The HOMAGE (Heart OMics in AGEing) project, coordinated by the French National Institute of Health and Medical Research (INSERM), has been awarded a grant by the European Commission for a 6 year period. The project aims to identify and validate specific biomarkers of heart failure in order to prevent the development of the disease affecting elderly population. 17 research groups from 10 countries will collaborate to investigate new ways of preventing heart failure. The project will use an innovative 'omic-based' approach which investigating simultaneously a huge amount of genes, proteins and metabolites. The 17 partners will meet at Nancy on February 22nd for the kick off meeting of HOMAGE.
Professor Faiez Zannad, Head of the Centre d'Investigation Clinique Pierre Drouin Inserm U9501 and Inserm Unit 1116 based in Nancy, is the project coordinator. The 12 million euros grant of the European Commission will be dedicated to the HOMAGE consortium for research on heart failure, a serious illness altering myocardial activity which affects more than 6.5 million persons in Europe. Indeed, the prevalence of heart failure is increasing worldwide due to an ageing population as well as a rising trend of risk factors for heart disease such as diabetes, obesity and hypertension. Heart failure is a major cause of mortality and morbidity in the world and remains the most frequent cause of hospitalization for patients over 65 years old.
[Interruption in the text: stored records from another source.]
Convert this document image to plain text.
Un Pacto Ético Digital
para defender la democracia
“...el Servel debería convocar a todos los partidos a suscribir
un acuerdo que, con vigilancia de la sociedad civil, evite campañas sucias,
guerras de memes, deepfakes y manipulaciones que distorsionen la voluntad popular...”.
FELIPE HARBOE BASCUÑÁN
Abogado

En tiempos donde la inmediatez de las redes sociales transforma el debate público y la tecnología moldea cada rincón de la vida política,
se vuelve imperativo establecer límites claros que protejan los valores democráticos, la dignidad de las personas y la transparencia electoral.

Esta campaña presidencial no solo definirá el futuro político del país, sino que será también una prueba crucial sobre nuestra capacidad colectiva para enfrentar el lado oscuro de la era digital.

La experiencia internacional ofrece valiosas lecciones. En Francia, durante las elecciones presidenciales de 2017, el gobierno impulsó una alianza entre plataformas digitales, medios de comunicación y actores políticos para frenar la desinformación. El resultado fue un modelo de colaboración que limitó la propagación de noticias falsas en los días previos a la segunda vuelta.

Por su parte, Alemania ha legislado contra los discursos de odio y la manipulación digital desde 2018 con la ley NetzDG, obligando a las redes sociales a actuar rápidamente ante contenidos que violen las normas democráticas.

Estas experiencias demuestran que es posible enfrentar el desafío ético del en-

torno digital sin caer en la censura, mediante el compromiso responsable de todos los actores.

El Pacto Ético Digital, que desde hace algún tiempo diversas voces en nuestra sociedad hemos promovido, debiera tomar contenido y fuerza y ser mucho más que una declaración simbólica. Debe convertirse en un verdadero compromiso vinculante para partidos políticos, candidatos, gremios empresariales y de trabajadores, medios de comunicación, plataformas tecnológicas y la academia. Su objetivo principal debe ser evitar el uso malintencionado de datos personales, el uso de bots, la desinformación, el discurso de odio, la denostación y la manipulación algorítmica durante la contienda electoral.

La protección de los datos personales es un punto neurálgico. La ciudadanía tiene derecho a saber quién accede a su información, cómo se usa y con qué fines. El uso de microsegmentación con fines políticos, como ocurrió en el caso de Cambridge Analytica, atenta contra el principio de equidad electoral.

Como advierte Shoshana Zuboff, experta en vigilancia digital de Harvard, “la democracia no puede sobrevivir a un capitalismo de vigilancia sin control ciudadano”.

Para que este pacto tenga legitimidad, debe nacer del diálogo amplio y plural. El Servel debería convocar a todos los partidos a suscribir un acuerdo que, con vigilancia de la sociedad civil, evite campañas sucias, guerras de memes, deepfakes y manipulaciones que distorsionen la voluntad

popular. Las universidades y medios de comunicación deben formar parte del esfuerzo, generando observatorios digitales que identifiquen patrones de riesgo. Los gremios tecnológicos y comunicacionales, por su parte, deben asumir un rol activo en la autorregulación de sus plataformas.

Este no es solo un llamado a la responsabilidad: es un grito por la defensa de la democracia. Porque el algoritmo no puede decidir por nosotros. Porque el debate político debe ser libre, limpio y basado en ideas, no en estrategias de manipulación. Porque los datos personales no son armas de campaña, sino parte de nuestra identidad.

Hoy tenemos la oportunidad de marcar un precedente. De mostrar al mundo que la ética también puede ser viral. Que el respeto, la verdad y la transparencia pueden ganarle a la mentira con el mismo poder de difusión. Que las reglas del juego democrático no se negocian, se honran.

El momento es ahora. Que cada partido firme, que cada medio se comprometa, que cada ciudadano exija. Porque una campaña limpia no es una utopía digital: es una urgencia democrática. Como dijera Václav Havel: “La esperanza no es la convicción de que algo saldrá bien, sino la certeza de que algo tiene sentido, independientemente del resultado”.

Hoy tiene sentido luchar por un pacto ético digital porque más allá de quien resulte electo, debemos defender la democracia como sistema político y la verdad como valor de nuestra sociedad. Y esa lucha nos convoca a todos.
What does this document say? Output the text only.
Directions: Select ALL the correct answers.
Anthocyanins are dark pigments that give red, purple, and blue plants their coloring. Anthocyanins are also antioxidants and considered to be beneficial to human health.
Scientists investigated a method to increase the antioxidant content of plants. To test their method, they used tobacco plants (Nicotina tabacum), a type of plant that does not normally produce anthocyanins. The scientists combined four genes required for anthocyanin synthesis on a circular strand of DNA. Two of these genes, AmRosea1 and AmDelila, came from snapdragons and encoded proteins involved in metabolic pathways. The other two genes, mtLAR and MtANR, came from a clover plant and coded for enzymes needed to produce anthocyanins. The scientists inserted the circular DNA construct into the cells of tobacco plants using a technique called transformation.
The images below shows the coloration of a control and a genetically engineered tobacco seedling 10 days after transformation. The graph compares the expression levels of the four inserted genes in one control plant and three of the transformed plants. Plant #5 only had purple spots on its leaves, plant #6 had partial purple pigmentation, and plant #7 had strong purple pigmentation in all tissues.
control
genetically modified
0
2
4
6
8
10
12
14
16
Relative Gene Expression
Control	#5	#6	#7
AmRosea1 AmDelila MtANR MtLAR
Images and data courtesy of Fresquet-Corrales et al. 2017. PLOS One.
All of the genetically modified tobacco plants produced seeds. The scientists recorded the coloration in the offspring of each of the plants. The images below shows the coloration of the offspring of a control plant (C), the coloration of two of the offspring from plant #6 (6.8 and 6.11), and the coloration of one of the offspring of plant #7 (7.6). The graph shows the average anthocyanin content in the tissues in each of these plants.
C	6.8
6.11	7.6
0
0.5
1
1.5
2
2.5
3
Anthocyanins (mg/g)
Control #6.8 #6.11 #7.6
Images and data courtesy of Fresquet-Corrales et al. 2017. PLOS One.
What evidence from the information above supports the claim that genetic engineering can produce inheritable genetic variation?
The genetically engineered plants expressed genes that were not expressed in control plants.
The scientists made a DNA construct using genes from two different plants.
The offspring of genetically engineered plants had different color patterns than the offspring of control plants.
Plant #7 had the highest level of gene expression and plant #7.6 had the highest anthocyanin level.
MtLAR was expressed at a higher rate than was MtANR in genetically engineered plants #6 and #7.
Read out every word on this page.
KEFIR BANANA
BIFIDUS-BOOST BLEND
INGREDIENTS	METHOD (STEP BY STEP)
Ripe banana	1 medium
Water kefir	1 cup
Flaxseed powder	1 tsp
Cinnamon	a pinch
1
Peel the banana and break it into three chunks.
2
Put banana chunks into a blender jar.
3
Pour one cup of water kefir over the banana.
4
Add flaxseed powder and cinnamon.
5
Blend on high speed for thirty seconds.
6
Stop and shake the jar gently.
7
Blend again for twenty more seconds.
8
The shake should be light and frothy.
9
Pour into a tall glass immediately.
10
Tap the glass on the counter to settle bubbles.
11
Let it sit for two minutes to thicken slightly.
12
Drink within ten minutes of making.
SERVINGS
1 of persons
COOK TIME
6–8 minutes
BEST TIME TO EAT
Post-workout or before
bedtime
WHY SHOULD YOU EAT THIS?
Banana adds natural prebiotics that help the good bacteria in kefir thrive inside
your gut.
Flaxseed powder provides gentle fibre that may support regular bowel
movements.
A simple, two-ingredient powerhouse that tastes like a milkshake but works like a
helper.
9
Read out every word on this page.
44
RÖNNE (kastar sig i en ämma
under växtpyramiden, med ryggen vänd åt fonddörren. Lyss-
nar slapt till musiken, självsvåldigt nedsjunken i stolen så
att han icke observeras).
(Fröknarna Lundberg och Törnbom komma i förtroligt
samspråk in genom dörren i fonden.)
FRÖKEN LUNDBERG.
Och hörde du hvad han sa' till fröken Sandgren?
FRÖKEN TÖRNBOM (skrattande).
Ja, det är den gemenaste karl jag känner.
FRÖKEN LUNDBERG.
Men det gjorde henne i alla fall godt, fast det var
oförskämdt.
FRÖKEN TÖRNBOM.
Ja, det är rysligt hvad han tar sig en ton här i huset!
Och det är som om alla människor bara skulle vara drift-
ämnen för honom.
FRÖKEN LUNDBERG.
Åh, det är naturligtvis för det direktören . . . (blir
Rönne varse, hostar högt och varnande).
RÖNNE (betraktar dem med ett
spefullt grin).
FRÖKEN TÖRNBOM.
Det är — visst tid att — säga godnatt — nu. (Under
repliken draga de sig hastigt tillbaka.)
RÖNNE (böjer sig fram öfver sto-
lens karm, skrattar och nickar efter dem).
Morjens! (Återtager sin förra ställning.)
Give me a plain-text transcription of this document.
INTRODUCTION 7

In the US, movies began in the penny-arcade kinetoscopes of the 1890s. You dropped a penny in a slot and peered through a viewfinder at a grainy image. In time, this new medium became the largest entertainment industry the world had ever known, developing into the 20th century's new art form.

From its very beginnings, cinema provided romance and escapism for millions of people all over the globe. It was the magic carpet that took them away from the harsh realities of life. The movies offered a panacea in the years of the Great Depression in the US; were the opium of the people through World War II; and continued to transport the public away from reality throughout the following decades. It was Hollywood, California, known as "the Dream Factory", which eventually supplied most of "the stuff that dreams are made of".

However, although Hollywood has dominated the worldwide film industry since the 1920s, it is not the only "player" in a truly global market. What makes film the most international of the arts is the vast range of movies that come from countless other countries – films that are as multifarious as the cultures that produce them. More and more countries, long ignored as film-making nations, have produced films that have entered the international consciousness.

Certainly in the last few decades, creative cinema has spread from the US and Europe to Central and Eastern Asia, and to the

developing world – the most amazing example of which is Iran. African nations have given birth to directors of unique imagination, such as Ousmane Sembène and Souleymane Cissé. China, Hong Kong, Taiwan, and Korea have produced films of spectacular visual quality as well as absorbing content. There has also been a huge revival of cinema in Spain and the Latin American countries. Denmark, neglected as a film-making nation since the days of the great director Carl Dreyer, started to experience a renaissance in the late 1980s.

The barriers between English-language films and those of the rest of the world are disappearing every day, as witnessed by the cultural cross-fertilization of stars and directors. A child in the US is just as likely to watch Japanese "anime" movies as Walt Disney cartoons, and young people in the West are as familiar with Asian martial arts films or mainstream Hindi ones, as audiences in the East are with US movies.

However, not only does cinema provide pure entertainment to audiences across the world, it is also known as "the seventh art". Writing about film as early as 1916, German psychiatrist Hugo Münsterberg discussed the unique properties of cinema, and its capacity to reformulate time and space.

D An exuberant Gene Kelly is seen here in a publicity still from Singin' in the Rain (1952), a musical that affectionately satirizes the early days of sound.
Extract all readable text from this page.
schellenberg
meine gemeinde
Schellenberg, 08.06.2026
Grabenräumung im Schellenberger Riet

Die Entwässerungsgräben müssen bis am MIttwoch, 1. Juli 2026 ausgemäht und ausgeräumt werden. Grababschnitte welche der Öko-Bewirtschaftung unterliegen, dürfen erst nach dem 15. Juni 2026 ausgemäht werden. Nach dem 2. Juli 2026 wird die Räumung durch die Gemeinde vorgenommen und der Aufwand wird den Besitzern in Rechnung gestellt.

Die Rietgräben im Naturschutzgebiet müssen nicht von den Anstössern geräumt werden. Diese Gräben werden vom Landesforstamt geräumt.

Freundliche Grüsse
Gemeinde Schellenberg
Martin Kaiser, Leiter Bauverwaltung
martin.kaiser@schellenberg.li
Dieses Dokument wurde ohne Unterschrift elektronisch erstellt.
The costs related to heart failure have been estimated around 1.5 billion euros per year in France1.
Despite important progress in the treatment including new drugs, new medical devices and innovative disease management programmes, the diagnosis of heart failure is often difficult in older adults with co-morbidities. Screening tests are usually based on blood pressure, glycaemic and cholesterol control. Although they are useful to detect high risk patients, they are limited regarding their sensitivity and specificity. During the past decade, promising biomarkers such as natriuretic peptides have been identified to diagnose heart failure, but their predictive value remains relatively poor. The HOMAGE consortium is willing to validate more specific and more sensitive biomarkers which should facilitate an early detection of the disease in patients at risk.
To achieve this goal, the consortium agreed on the use of an 'omic-based' approach. This approach aims to validate promising biomarker candidates by crossing a large volume of data (genomics, proteomics, miRNomics, transcriptomics and metabolomics). This would permit scientists to understand new pathophysiological mechanisms, signaling pathways and identify new therapeutic targets to prevent heart failure.
The HOMAGE consortium will manage cohorts for a total of 30 000 patients. The European researchers will firstly identify biomarker candidates in blood and study their predictive value for heart failure and common co-morbidities associated with ageing (renal impairment, cognitive disorders...). Subsequently, HOMAGE will lead a clinical trial to look for novel treatments of heart failure that can be targeted specifically to those patients at risk. This trial will allow identifying patients' omics based biomarker profiles most likely to predict response to treatment with the better benefit/risk ratio, an attempt into personalized medicine.